The Levenshtein distance (Edit distance) Problem

The Levenshtein distance (or Edit distance) is a way of quantifying how different two strings are from one another by counting the minimum number of operations required to transform one string into the other.

The Levenshtein distance between two words is the minimum number of single-character edits (i.e., insertions, deletions, or substitutions) required to change one word into the other. Each of these operations has a unit cost.

For example, the Levenshtein distance between kitten and sitting is 3. The minimal edit script that transforms the former into the latter is:

kitten —> sitten (substitution of s for k)
sitten —> sittin (substitution of i for e)
sittin —> sitting (insertion of g at the end)

Practice this problem

The Edit distance problem has optimal substructure. That means the problem can be broken down into smaller, simple “subproblems”, which can be broken down into yet simpler subproblems, and so on, until, finally, the solution becomes trivial.

Problem: Transform string X[1…m] into Y[1…n] by performing edit operations on string X.

Subproblem: Transform substring X[1…i] into Y[1…j] by performing edit operations on substring X.

Case 1: We have reached the end of either substring.

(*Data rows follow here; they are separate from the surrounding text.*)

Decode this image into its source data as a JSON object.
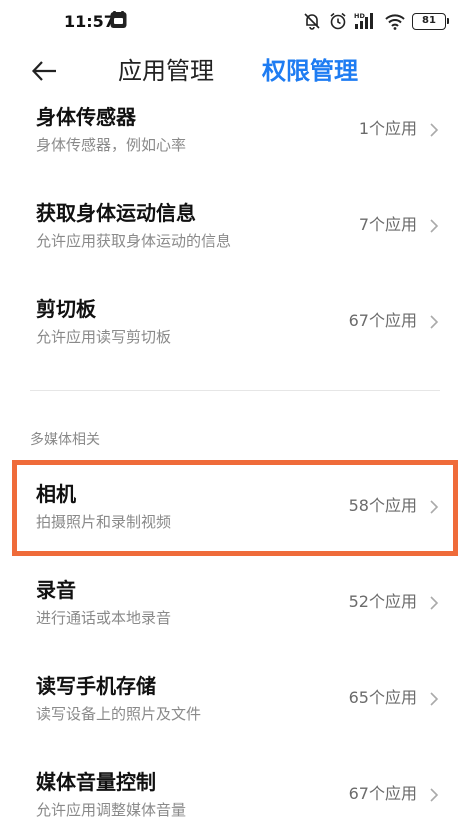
{
  "status_bar": {
    "time": "11:57",
    "app_icon": "mi-app-icon",
    "icons": [
      "mute-bell-icon",
      "alarm-icon",
      "hd-signal-icon",
      "wifi-icon"
    ],
    "battery_level": "81"
  },
  "header": {
    "back_icon": "back-arrow-icon",
    "tabs": [
      {
        "label": "应用管理",
        "active": false
      },
      {
        "label": "权限管理",
        "active": true
      }
    ],
    "active_color": "#1e7cf2"
  },
  "sections": [
    {
      "items": [
        {
          "title": "身体传感器",
          "desc": "身体传感器，例如心率",
          "count": "1个应用"
        },
        {
          "title": "获取身体运动信息",
          "desc": "允许应用获取身体运动的信息",
          "count": "7个应用"
        },
        {
          "title": "剪切板",
          "desc": "允许应用读写剪切板",
          "count": "67个应用"
        }
      ]
    },
    {
      "header": "多媒体相关",
      "items": [
        {
          "title": "相机",
          "desc": "拍摄照片和录制视频",
          "count": "58个应用"
        },
        {
          "title": "录音",
          "desc": "进行通话或本地录音",
          "count": "52个应用"
        },
        {
          "title": "读写手机存储",
          "desc": "读写设备上的照片及文件",
          "count": "65个应用"
        },
        {
          "title": "媒体音量控制",
          "desc": "允许应用调整媒体音量",
          "count": "67个应用"
        }
      ]
    }
  ],
  "highlight_color": "#ef6b3a"
}
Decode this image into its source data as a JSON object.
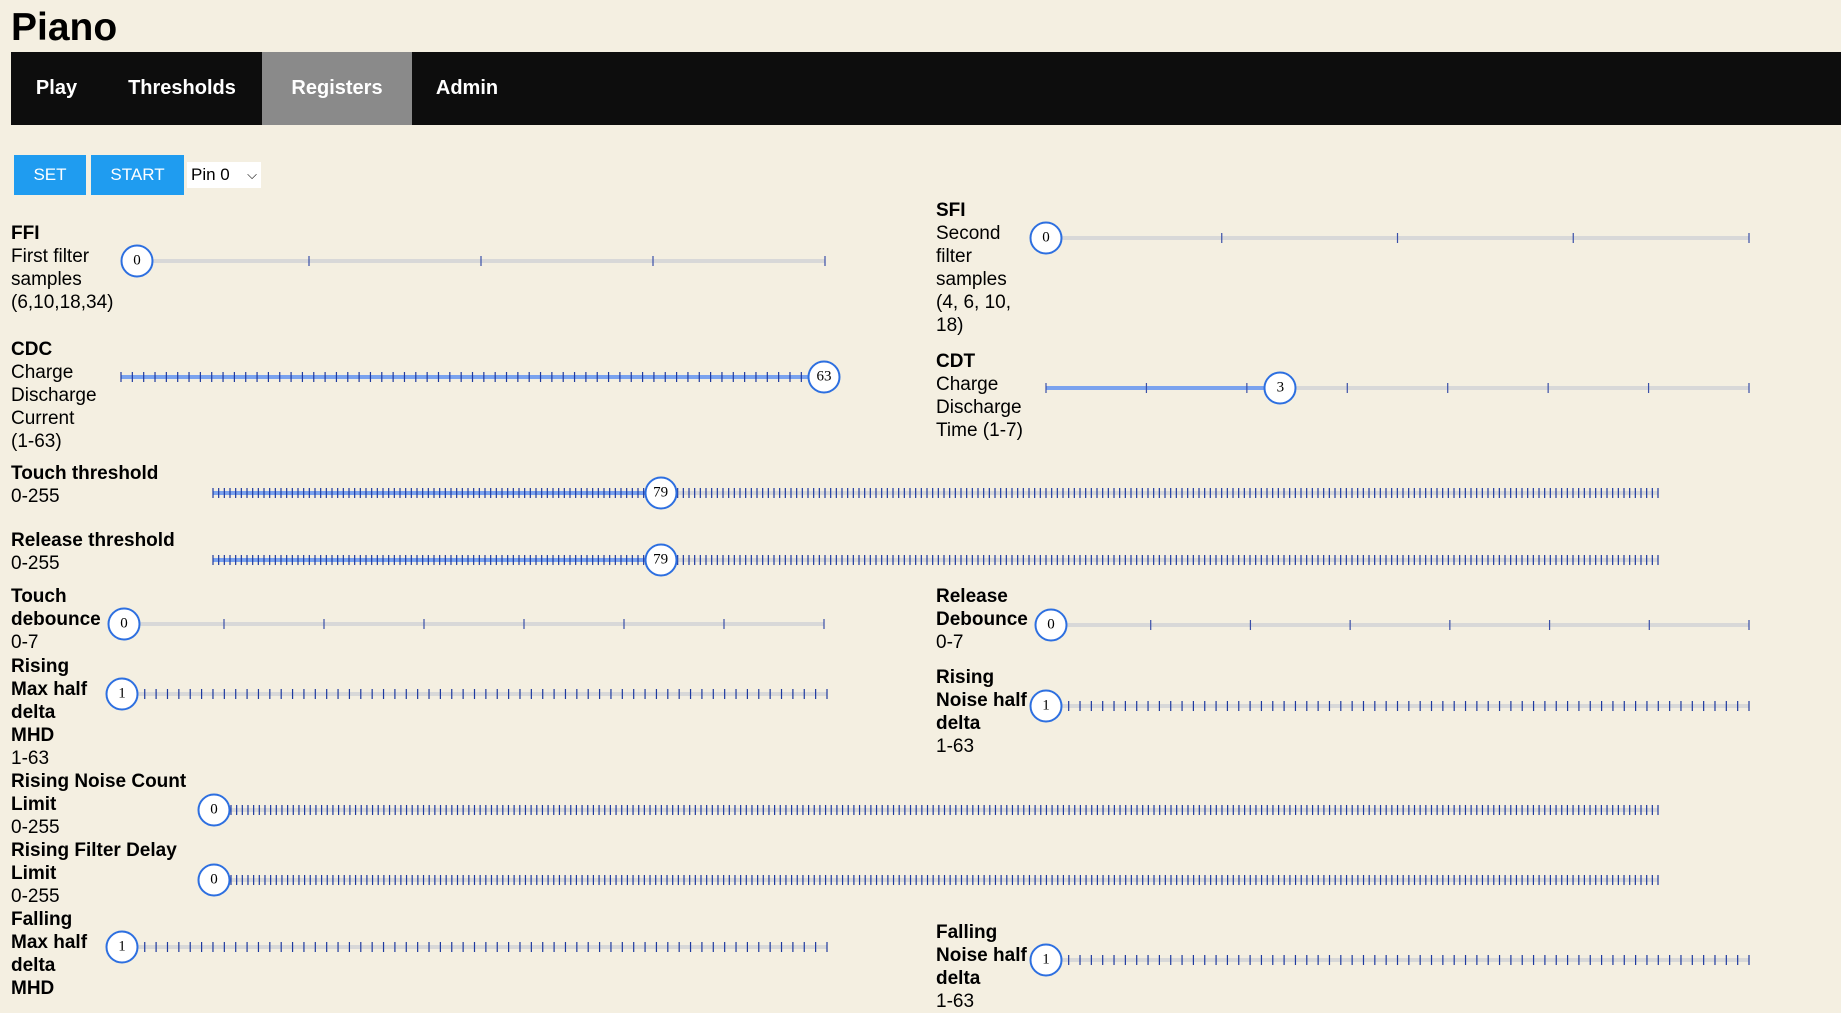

If substring X is empty, insert all remaining characters of substring Y into X. The cost of this operation is equal to the number of characters left in substring Y.

('', 'ABC') ——> ('ABC', 'ABC') (cost = 3)

If substring Y is empty, insert all remaining characters of substring X into Y. The cost of this operation is equal to the number of characters left in substring X.

('ABC', '') ——> ('', '') (cost = 3)

Case 2: The last characters of substring X and Y are the same.

If the last characters of substring X and substring Y matches, nothing needs to be done – simply recur for the remaining substring X[0…i-1], Y[0…j-1]. As no edit operation is involved, the cost will be 0.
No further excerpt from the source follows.